WRI and Initiative 20x20 closed the IV Landscape Monitoring Accelerator Program with field visits in Guanacaste, Costa Rica

February 9, 2026

by Diego Gómez

WRI and Initiative 20x20 closed the IV Landscape Monitoring Accelerator Program with field visits in Guanacaste, Costa Rica

The IV edition of the Landscape Monitoring Accelerator Program in Latin America concluded with a clear message: for restoration to be effective on the ground, it must be enabled by public policy and sustained through governance and governability, with comparable methods and continuity over time.

The program, organized by WRI and the Initiative 20x20 with support from the Tropical Agricultural Research and Higher Education Center (CATIE), brought together from February 2 to 7 nearly 50 representatives from Guatemala, Costa Rica, El Salvador, Mexico, Brazil, Peru, Colombia, Chile, and Paraguay. Through peer-learning sessions and field visits in the province of Guanacaste, delegations shared experiences, identified bottlenecks, and advanced practical solutions to strengthen monitoring systems that measure the performance and impacts of biodiversity-focused restoration.
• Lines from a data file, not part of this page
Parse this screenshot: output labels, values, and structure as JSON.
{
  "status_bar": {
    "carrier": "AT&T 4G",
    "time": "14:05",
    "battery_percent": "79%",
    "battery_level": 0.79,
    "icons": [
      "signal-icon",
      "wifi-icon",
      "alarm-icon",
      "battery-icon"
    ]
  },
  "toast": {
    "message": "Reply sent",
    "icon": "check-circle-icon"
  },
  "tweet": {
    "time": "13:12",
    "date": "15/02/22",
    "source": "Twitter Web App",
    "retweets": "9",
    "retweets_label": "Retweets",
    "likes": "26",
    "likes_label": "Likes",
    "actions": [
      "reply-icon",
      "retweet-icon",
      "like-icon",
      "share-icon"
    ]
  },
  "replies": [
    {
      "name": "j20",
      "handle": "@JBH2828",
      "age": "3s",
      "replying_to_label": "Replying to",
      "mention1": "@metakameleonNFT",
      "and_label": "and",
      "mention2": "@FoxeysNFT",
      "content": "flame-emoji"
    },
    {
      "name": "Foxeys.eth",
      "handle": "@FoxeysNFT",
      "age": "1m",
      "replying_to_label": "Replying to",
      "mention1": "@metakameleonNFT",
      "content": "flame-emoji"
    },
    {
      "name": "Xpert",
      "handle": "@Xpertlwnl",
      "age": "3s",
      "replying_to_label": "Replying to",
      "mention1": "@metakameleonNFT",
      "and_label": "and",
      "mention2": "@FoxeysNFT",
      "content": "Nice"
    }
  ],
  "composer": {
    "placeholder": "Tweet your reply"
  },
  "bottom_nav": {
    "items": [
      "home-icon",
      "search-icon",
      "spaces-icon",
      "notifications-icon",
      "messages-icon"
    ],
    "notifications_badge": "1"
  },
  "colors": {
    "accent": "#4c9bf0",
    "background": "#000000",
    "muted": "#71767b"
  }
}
The Accelerator operates as a peer-learning process: it connects teams that lead or support policies, programs, and technical monitoring systems so they can design (or refine) institutional arrangements, methodologies, and indicators that truly inform decisions and sustain results.

Restoration as a development agenda: benefits that can be seen and sustained

One cross-cutting message from the gathering was the need to strengthen a restoration narrative that goes beyond sector-specific approaches and connects with tangible benefits for society. “One of the lessons is ensuring that the narrative does not focus only on monitoring. In addition, it is important to highlight what the benefits are and how restoration is part of the development of society and our territories,” said Alejandra Laina, Director of the Initiative 20x20 and of WRI Colombia’s Food, Land Use and Water program.
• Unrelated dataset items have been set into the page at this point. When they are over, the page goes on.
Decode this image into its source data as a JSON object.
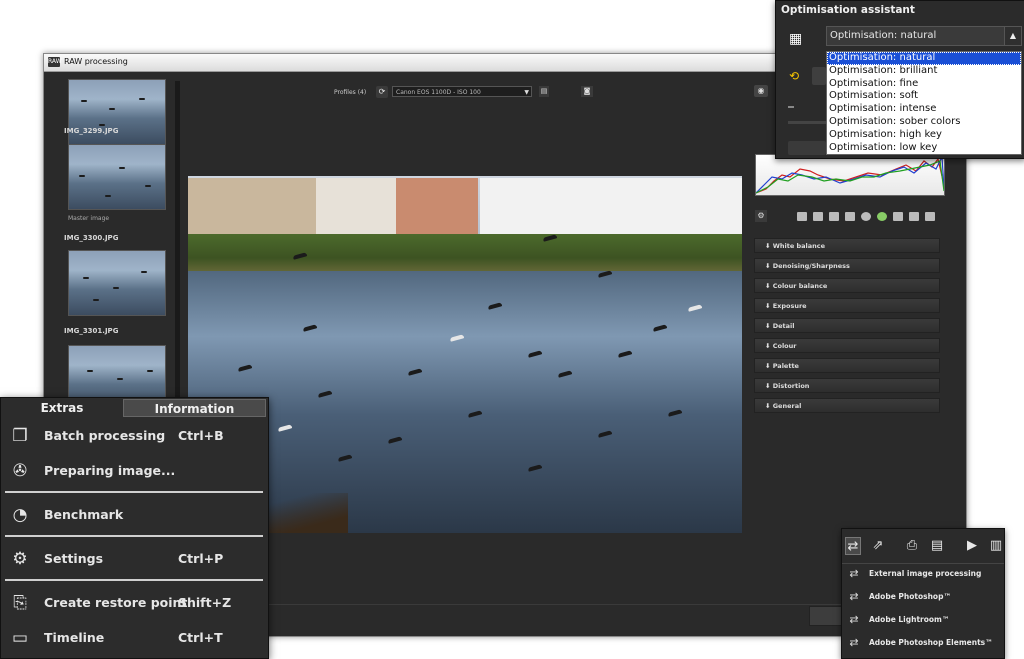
{
  "window": {
    "title": "RAW processing",
    "app_icon": "RAW"
  },
  "thumbnails": [
    {
      "label": ""
    },
    {
      "label": "IMG_3299.JPG",
      "sub": "Master image"
    },
    {
      "label": "IMG_3300.JPG"
    },
    {
      "label": "IMG_3301.JPG"
    }
  ],
  "toolbar": {
    "profiles_label": "Profiles (4)",
    "profile_value": "Canon EOS 1100D - ISO 100"
  },
  "sections": [
    "White balance",
    "Denoising/Sharpness",
    "Colour balance",
    "Exposure",
    "Detail",
    "Colour",
    "Palette",
    "Distortion",
    "General"
  ],
  "optimisation": {
    "title": "Optimisation assistant",
    "current": "Optimisation: natural",
    "options": [
      "Optimisation: natural",
      "Optimisation: brilliant",
      "Optimisation: fine",
      "Optimisation: soft",
      "Optimisation: intense",
      "Optimisation: sober colors",
      "Optimisation: high key",
      "Optimisation: low key"
    ],
    "selected_index": 0
  },
  "extras_menu": {
    "tabs": [
      "Extras",
      "Information"
    ],
    "items": [
      {
        "label": "Batch processing",
        "shortcut": "Ctrl+B",
        "icon": "batch-icon"
      },
      {
        "label": "Preparing image...",
        "shortcut": "",
        "icon": "film-reel-icon"
      },
      {
        "label": "Benchmark",
        "shortcut": "",
        "icon": "gauge-icon"
      },
      {
        "label": "Settings",
        "shortcut": "Ctrl+P",
        "icon": "gears-icon"
      },
      {
        "label": "Create restore point",
        "shortcut": "Shift+Z",
        "icon": "restore-icon"
      },
      {
        "label": "Timeline",
        "shortcut": "Ctrl+T",
        "icon": "timeline-icon"
      }
    ]
  },
  "export_menu": {
    "items": [
      "External image processing",
      "Adobe Photoshop™",
      "Adobe Lightroom™",
      "Adobe Photoshop Elements™"
    ]
  },
  "colors": {
    "accent_blue": "#1a4fd6",
    "refresh_yellow": "#f5c400",
    "panel_dark": "#2b2b2b"
  }
}
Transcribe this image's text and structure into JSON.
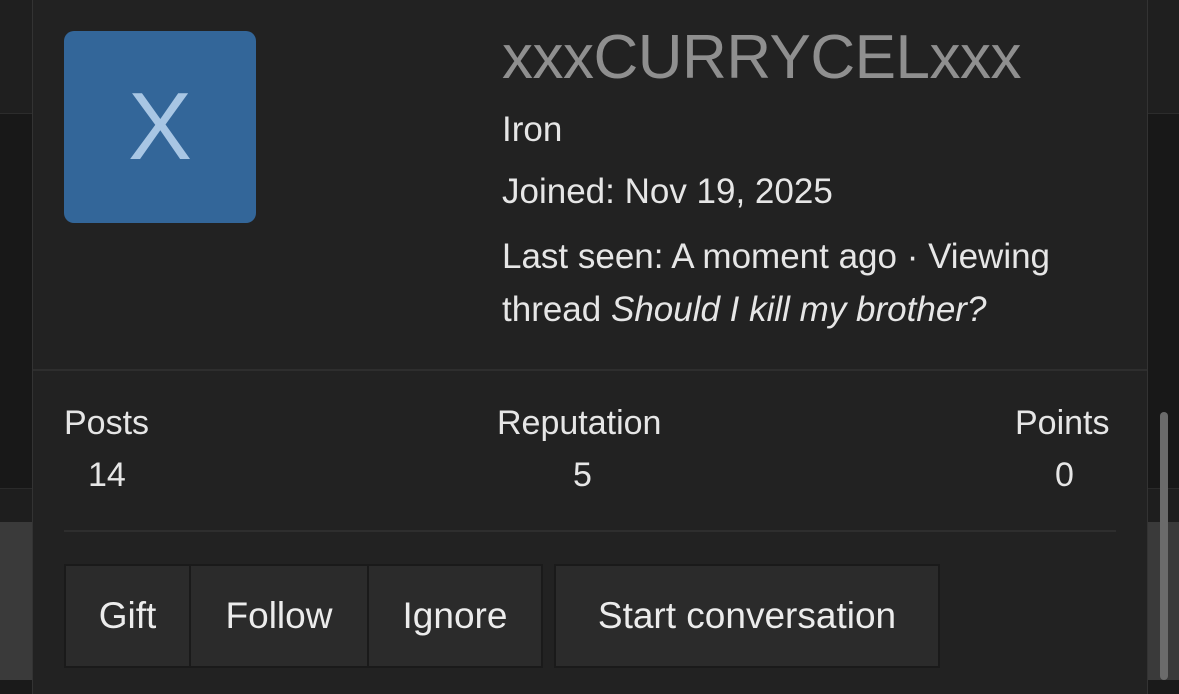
{
  "profile": {
    "avatar_letter": "X",
    "avatar_color": "#336699",
    "username": "xxxCURRYCELxxx",
    "rank": "Iron",
    "joined": "Joined: Nov 19, 2025",
    "last_seen_prefix": "Last seen: A moment ago · Viewing",
    "last_seen_thread_word": "thread ",
    "last_seen_thread_title": "Should I kill my brother?"
  },
  "stats": {
    "posts_label": "Posts",
    "posts_value": "14",
    "reputation_label": "Reputation",
    "reputation_value": "5",
    "points_label": "Points",
    "points_value": "0"
  },
  "actions": {
    "gift": "Gift",
    "follow": "Follow",
    "ignore": "Ignore",
    "start_conversation": "Start conversation"
  }
}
In this regard, Wolke Tobón, a representative of Mexico’s National Commission for the Knowledge and Use of Biodiversity (CONABIO), underscored the need for a horizontal and cross-cutting dialogue on restoration that can permeate “the different components of sustainable development—social, environmental, and economic”—to create multifunctional landscapes that foster the well-being of society and of those who live in rural areas. “Communities are a key actor in restoration. The role they play is essential to achieving long-term sustainability,” added Javier de Paz, Head of Forest Restoration at Guatemala’s National Institute of Forests (INAB).

Policy, governance, and governability: key conditions for restoration and monitoring

Participants reiterated throughout the gathering that restoration and its monitoring are not achieved solely by refining indicators. Beyond implementing comparable methods (with quality and consistency), they highlighted the importance of three interdependent conditions:

  • Policy: as an enabling condition, it is reflected when there is political will and public prioritization. With it, monitoring ceases to be a purely technical exercise and becomes an instrument to guide decisions, ensure continuity, and align institutions. Restoration also has the advantage of linking global agendas with national targets, bringing together biodiversity, climate change, and desertification or land degradation.
  • Governance: refers to having clear agreements and rules on who coordinates, who validates, who uses the information, and how decisions are made across institutions.
  • Governability: is the real capacity to operate the system (resources, teams, compliance, and institutional stability) so it can be sustained beyond administrative cycles. This was reflected in the experience of Costa Rica’s National System of Conservation Areas (SINAC), referenced as an example of how clear mandates and the enforcement of the law translate into operational capacity to manage protected areas and coordinate contributions from civil society.

Alongside these conditions, participants emphasized the importance of quality, consistency, and continuity to ensure comparable methods, reliable data, and long-term tracking to detect verifiable changes and learn what works, while also identifying persistent barriers related to gender and equity.

“What is innovative about the Accelerator lies in the exchange of experiences with experts who live the day-to-day realities of restoration and policy,” said Alejandra Laina, stressing that this coordinated work is essential for Latin America to move toward a common narrative—and the possibility of thinking about and acting on restoration jointly.